The Sybaritic life of food and fulsome appreciation of the nearest star must surely be tempered from time to time with a soupçon of culture.  Yesterday it was with a visit to La Caixa Forum in Barcelona and a viewing of the exhibition “Portraits of the Belle Époque” – a period defined in this exhibition as the years from the 1880s to The Great War.

As is my wont I led Emma into the shop to buy the catalogue and was rather staggered to find that it was only available in hardback and cost a healthy €58!  On the positive side though, it was also available in English for once so I felt fully justified in buying it!

The exhibition was divided into sections from “Self-portrait” to “Crisis” which included a typically assured portrait by John Singer Sargent in the first section to a primitive mask-like painting by Kirchner in the last in the year of the start of World War I.
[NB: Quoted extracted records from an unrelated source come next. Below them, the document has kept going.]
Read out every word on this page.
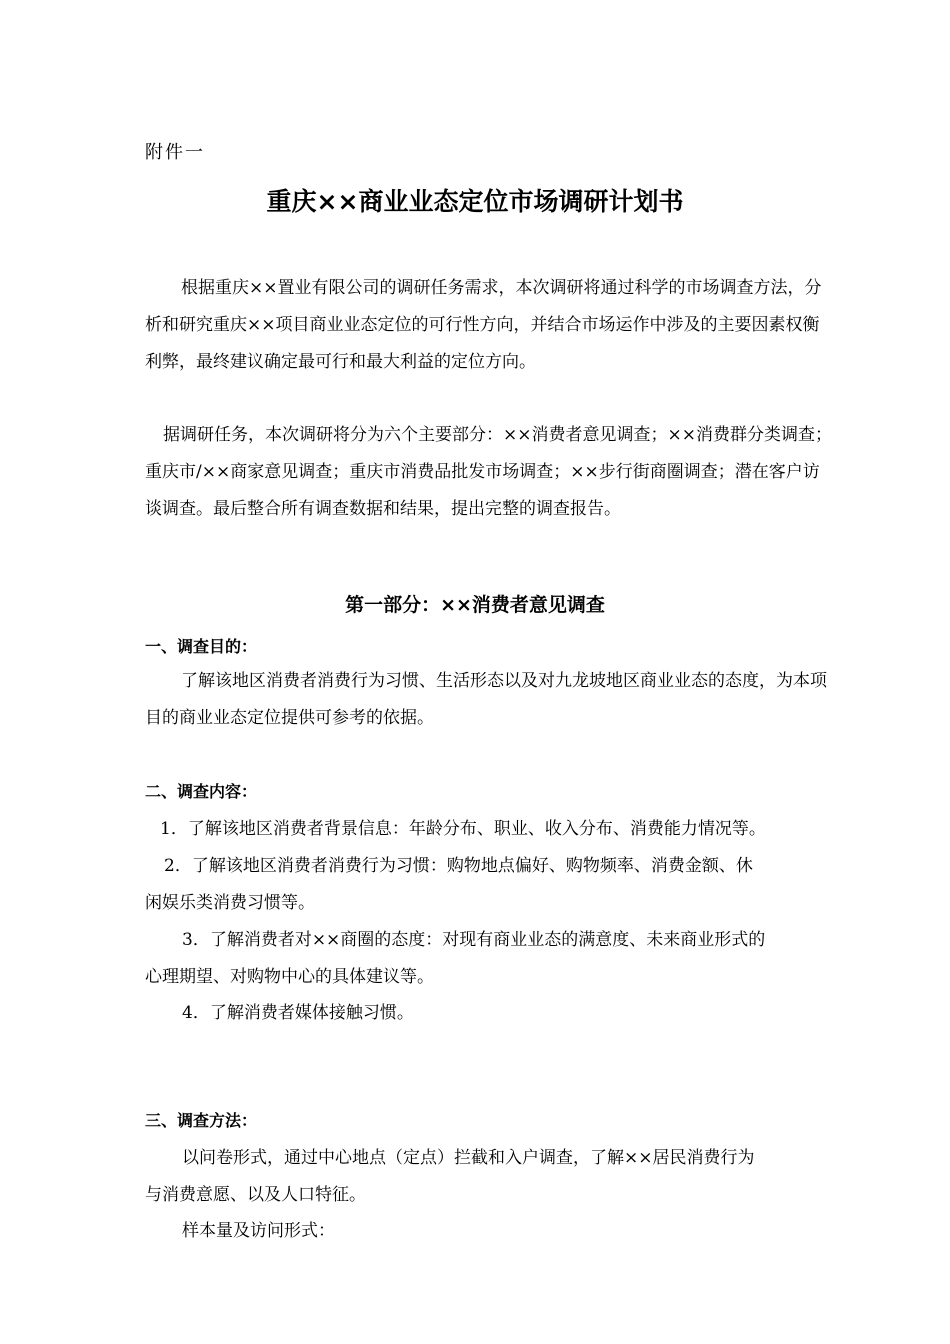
附件一
重庆××商业业态定位市场调研计划书
根据重庆××置业有限公司的调研任务需求，本次调研将通过科学的市场调查方法，分析和研究重庆××项目商业业态定位的可行性方向，并结合市场运作中涉及的主要因素权衡利弊，最终建议确定最可行和最大利益的定位方向。
据调研任务，本次调研将分为六个主要部分：××消费者意见调查；××消费群分类调查；重庆市/××商家意见调查；重庆市消费品批发市场调查；××步行街商圈调查；潜在客户访谈调查。最后整合所有调查数据和结果，提出完整的调查报告。
第一部分：××消费者意见调查
一、调查目的：
了解该地区消费者消费行为习惯、生活形态以及对九龙坡地区商业业态的态度，为本项目的商业业态定位提供可参考的依据。
二、调查内容：
1．了解该地区消费者背景信息：年龄分布、职业、收入分布、消费能力情况等。
2．了解该地区消费者消费行为习惯：购物地点偏好、购物频率、消费金额、休
闲娱乐类消费习惯等。
3．了解消费者对××商圈的态度：对现有商业业态的满意度、未来商业形式的
心理期望、对购物中心的具体建议等。
4．了解消费者媒体接触习惯。
三、调查方法：
以问卷形式，通过中心地点（定点）拦截和入户调查，了解××居民消费行为
与消费意愿、以及人口特征。
样本量及访问形式：
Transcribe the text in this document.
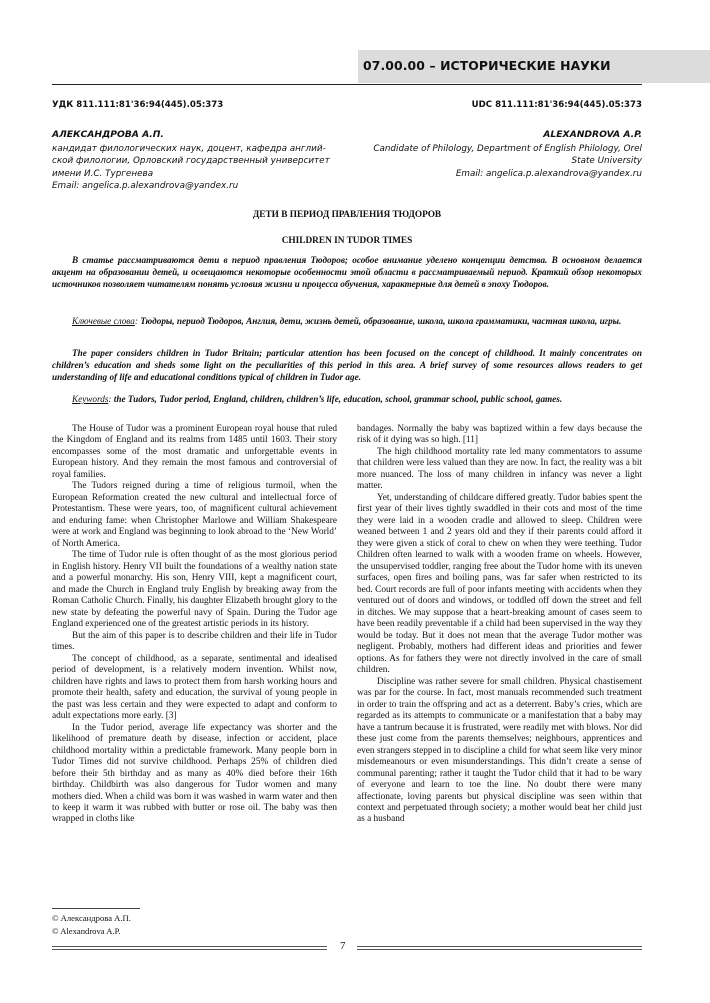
07.00.00 – ИСТОРИЧЕСКИЕ НАУКИ
УДК 811.111:81'36:94(445).05:373	UDC 811.111:81'36:94(445).05:373
АЛЕКСАНДРОВА А.П.
кандидат филологических наук, доцент, кафедра англий-
ской филологии, Орловский государственный университет
имени И.С. Тургенева
Email: angelica.p.alexandrova@yandex.ru
ALEXANDROVA A.P.
Candidate of Philology, Department of English Philology, Orel
State University
Email: angelica.p.alexandrova@yandex.ru

ДЕТИ В ПЕРИОД ПРАВЛЕНИЯ ТЮДОРОВ

CHILDREN IN TUDOR TIMES

В статье рассматриваются дети в период правления Тюдоров; особое внимание уделено концепции детства. В основном делается акцент на образовании детей, и освещаются некоторые особенности этой области в рассматриваемый период. Краткий обзор некоторых источников позволяет читателям понять условия жизни и процесса обучения, характерные для детей в эпоху Тюдоров.

Ключевые слова: Тюдоры, период Тюдоров, Англия, дети, жизнь детей, образование, школа, школа грамматики, частная школа, игры.

The paper considers children in Tudor Britain; particular attention has been focused on the concept of childhood. It mainly concentrates on children’s education and sheds some light on the peculiarities of this period in this area. A brief survey of some resources allows readers to get understanding of life and educational conditions typical of children in Tudor age.

Keywords: the Tudors, Tudor period, England, children, children’s life, education, school, grammar school, public school, games.

The House of Tudor was a prominent European royal house that ruled the Kingdom of England and its realms from 1485 until 1603. Their story encompasses some of the most dramatic and unforgettable events in European history. And they remain the most famous and controversial of royal families.

The Tudors reigned during a time of religious turmoil, when the European Reformation created the new cultural and intellectual force of Protestantism. These were years, too, of magnificent cultural achievement and enduring fame: when Christopher Marlowe and William Shakespeare were at work and England was beginning to look abroad to the ‘New World’ of North America.

The time of Tudor rule is often thought of as the most glorious period in English history. Henry VII built the foundations of a wealthy nation state and a powerful monarchy. His son, Henry VIII, kept a magnificent court, and made the Church in England truly English by breaking away from the Roman Catholic Church. Finally, his daughter Elizabeth brought glory to the new state by defeating the powerful navy of Spain. During the Tudor age England experienced one of the greatest artistic periods in its history.

But the aim of this paper is to describe children and their life in Tudor times.

The concept of childhood, as a separate, sentimental and idealised period of development, is a relatively modern invention. Whilst now, children have rights and laws to protect them from harsh working hours and promote their health, safety and education, the survival of young people in the past was less certain and they were expected to adapt and conform to adult expectations more early. [3]

In the Tudor period, average life expectancy was shorter and the likelihood of premature death by disease, infection or accident, place childhood mortality within a predictable framework. Many people born in Tudor Times did not survive childhood. Perhaps 25% of children died before their 5th birthday and as many as 40% died before their 16th birthday. Childbirth was also dangerous for Tudor women and many mothers died. When a child was born it was washed in warm water and then to keep it warm it was rubbed with butter or rose oil. The baby was then wrapped in cloths like

bandages. Normally the baby was baptized within a few days because the risk of it dying was so high. [11]

The high childhood mortality rate led many commentators to assume that children were less valued than they are now. In fact, the reality was a bit more nuanced. The loss of many children in infancy was never a light matter.

Yet, understanding of childcare differed greatly. Tudor babies spent the first year of their lives tightly swaddled in their cots and most of the time they were laid in a wooden cradle and allowed to sleep. Children were weaned between 1 and 2 years old and they if their parents could afford it they were given a stick of coral to chew on when they were teething. Tudor Children often learned to walk with a wooden frame on wheels. However, the unsupervised toddler, ranging free about the Tudor home with its uneven surfaces, open fires and boiling pans, was far safer when restricted to its bed. Court records are full of poor infants meeting with accidents when they ventured out of doors and windows, or toddled off down the street and fell in ditches. We may suppose that a heart-breaking amount of cases seem to have been readily preventable if a child had been supervised in the way they would be today. But it does not mean that the average Tudor mother was negligent. Probably, mothers had different ideas and priorities and fewer options. As for fathers they were not directly involved in the care of small children.

Discipline was rather severe for small children. Physical chastisement was par for the course. In fact, most manuals recommended such treatment in order to train the offspring and act as a deterrent. Baby’s cries, which are regarded as its attempts to communicate or a manifestation that a baby may have a tantrum because it is frustrated, were readily met with blows. Nor did these just come from the parents themselves; neighbours, apprentices and even strangers stepped in to discipline a child for what seem like very minor misdemeanours or even misunderstandings. This didn’t create a sense of communal parenting; rather it taught the Tudor child that it had to be wary of everyone and learn to toe the line. No doubt there were many affectionate, loving parents but physical discipline was seen within that context and perpetuated through society; a mother would beat her child just as a husband

© Александрова А.П.
© Alexandrova A.P.
7
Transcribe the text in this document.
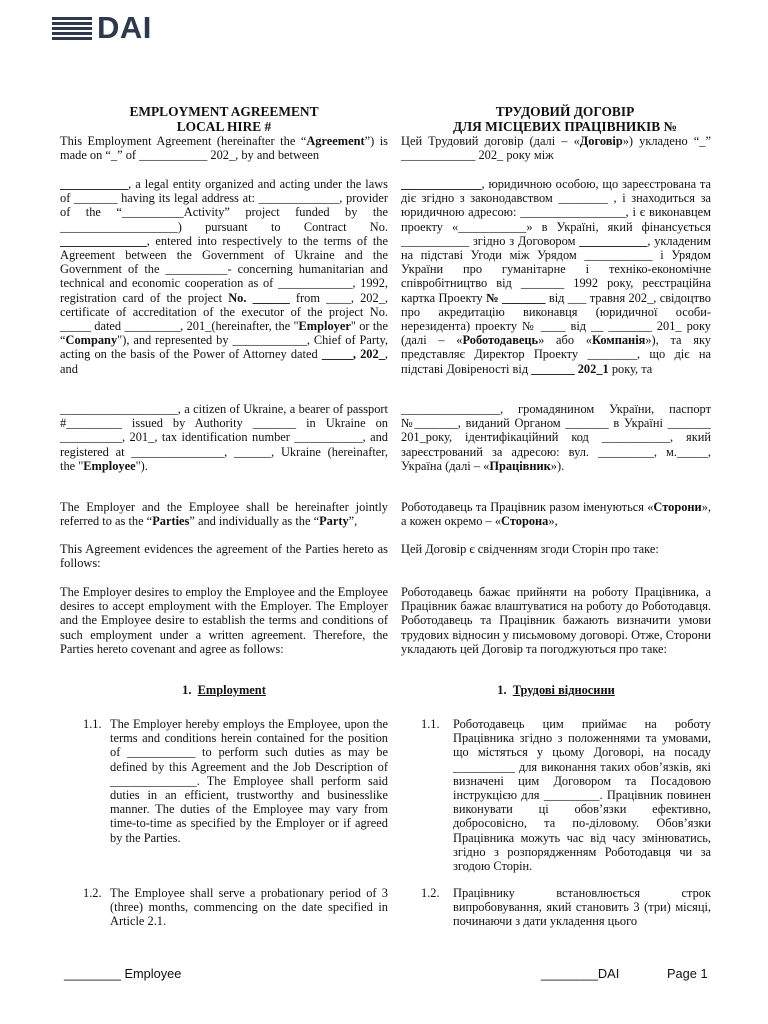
DAI
EMPLOYMENT AGREEMENT
LOCAL HIRE #
This Employment Agreement (hereinafter the “Agreement”) is made on “_” of ___________ 202_, by and between
___________, a legal entity organized and acting under the laws of _______ having its legal address at: _____________, provider of the “__________Activity” project funded by the ___________________) pursuant to Contract No. ______________, entered into respectively to the terms of the Agreement between the Government of Ukraine and the Government of the __________- concerning humanitarian and technical and economic cooperation as of ____________, 1992, registration card of the project No. ______ from ____, 202_, certificate of accreditation of the executor of the project No. _____ dated _________, 201_(hereinafter, the "Employer" or the “Company"), and represented by ____________, Chief of Party, acting on the basis of the Power of Attorney dated _____, 202_, and
___________________, a citizen of Ukraine, a bearer of passport #_________ issued by Authority _______ in Ukraine on __________, 201_, tax identification number ___________, and registered at _______________, ______, Ukraine (hereinafter, the "Employee").
The Employer and the Employee shall be hereinafter jointly referred to as the “Parties” and individually as the “Party”,
This Agreement evidences the agreement of the Parties hereto as follows:
The Employer desires to employ the Employee and the Employee desires to accept employment with the Employer. The Employer and the Employee desire to establish the terms and conditions of such employment under a written agreement. Therefore, the Parties hereto covenant and agree as follows:
1. Employment
1.1. The Employer hereby employs the Employee, upon the terms and conditions herein contained for the position of ___________ to perform such duties as may be defined by this Agreement and the Job Description of ______________. The Employee shall perform said duties in an efficient, trustworthy and businesslike manner. The duties of the Employee may vary from time-to-time as specified by the Employer or if agreed by the Parties.
1.2. The Employee shall serve a probationary period of 3 (three) months, commencing on the date specified in Article 2.1.
ТРУДОВИЙ ДОГОВІР
ДЛЯ МІСЦЕВИХ ПРАЦІВНИКІВ №
Цей Трудовий договір (далі – «Договір») укладено “_” ____________ 202_ року між
_____________, юридичною особою, що зареєстрована та діє згідно з законодавством ________ , і знаходиться за юридичною адресою: _________________, і є виконавцем проекту «___________» в Україні, який фінансується ___________ згідно з Договором ___________, укладеним на підставі Угоди між Урядом ___________ і Урядом України про гуманітарне і техніко-економічне співробітництво від _______ 1992 року, реєстраційна картка Проекту № _______ від ___ травня 202_, свідоцтво про акредитацію виконавця (юридичної особи-нерезидента) проекту № ____ від __ _______ 201_ року (далі – «Роботодавець» або «Компанія»), та яку представляє Директор Проекту ________, що діє на підставі Довіреності від _______ 202_1 року, та
________________, громадянином України, паспорт №_______, виданий Органом _______ в Україні _______ 201_року, ідентифікаційний код ___________, який зареєстрований за адресою: вул. _________, м._____, Україна (далі – «Працівник»).
Роботодавець та Працівник разом іменуються «Сторони», а кожен окремо – «Сторона»,
Цей Договір є свідченням згоди Сторін про таке:
Роботодавець бажає прийняти на роботу Працівника, а Працівник бажає влаштуватися на роботу до Роботодавця. Роботодавець та Працівник бажають визначити умови трудових відносин у письмовому договорі. Отже, Сторони укладають цей Договір та погоджуються про таке:
1. Трудові відносини
1.1. Роботодавець цим приймає на роботу Працівника згідно з положеннями та умовами, що містяться у цьому Договорі, на посаду __________ для виконання таких обов’язків, які визначені цим Договором та Посадовою інструкцією для _________. Працівник повинен виконувати ці обов’язки ефективно, добросовісно, та по-діловому. Обов’язки Працівника можуть час від часу змінюватись, згідно з розпорядженням Роботодавця чи за згодою Сторін.
1.2. Працівнику встановлюється строк випробовування, який становить 3 (три) місяці, починаючи з дати укладення цього
________ Employee	________DAI	Page 1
This was a fascinating exhibition with a stimulating selection of works.  It was not overwhelmingly large but gave enough to justify a self-congratulatory menu del dia in the restaurant attached to the gallery.

Highlights for me included the extraordinary portrait of Asher Wertheimer the art dealer by his friend Sargent which could almost serve as a portrait for Nazi anti-Semitic propaganda as Wertheimer is presented as a shark-like business man whose cold calculating stare makes you feel that you are unlikely to get the better of him!

Asta Nørregaard’s “In the studio” is an exceptional painting of great stillness with a delicacy of lighting effects which are captured with amazing confidence.  It is a subdued canvas but immensely satisfying with the tress seen through the barred window of the studio counter balancing the trim figure of the artist in a harmonious composition.

Munch, Sorolla, Casas, Zoen, Boldoni, Repin, Kokoschka, Schiele, Anglada-Camarasa and Toulouse-Lautrec all figured in an exhibition that I would recommend without reservation.  And it was free!

After lunch we wandered around the Gothic Quarter where I bought more books and Emma bought a pair of embroidered pumps made by the Barcelona house of Cuesto.

In spite of being prostrate with exhaustion on our return to Castelldefels, the invigorating effect of a shower enabled us to attempt more of the Ruta de Tapas with the result that I am down to single figures of those tapas which are left!

We were frustrated in our attempt to get one of the more “distant” establishments ticked off the list when we found, after scaling the one-in-one heights of upper Castelldefels to find the obscure restaurant that it was closed on Mondays!

The end though, is in sight and I am bolstered in my determination by the stated support of Andrew and Stewart to aid me in my quest!

Although it is sunny at the moment we are promised (well, 40% promised) thunderstorms at some point in the day.  Yet another case of the Pathetic Fallacy as the summer holidays come to an end!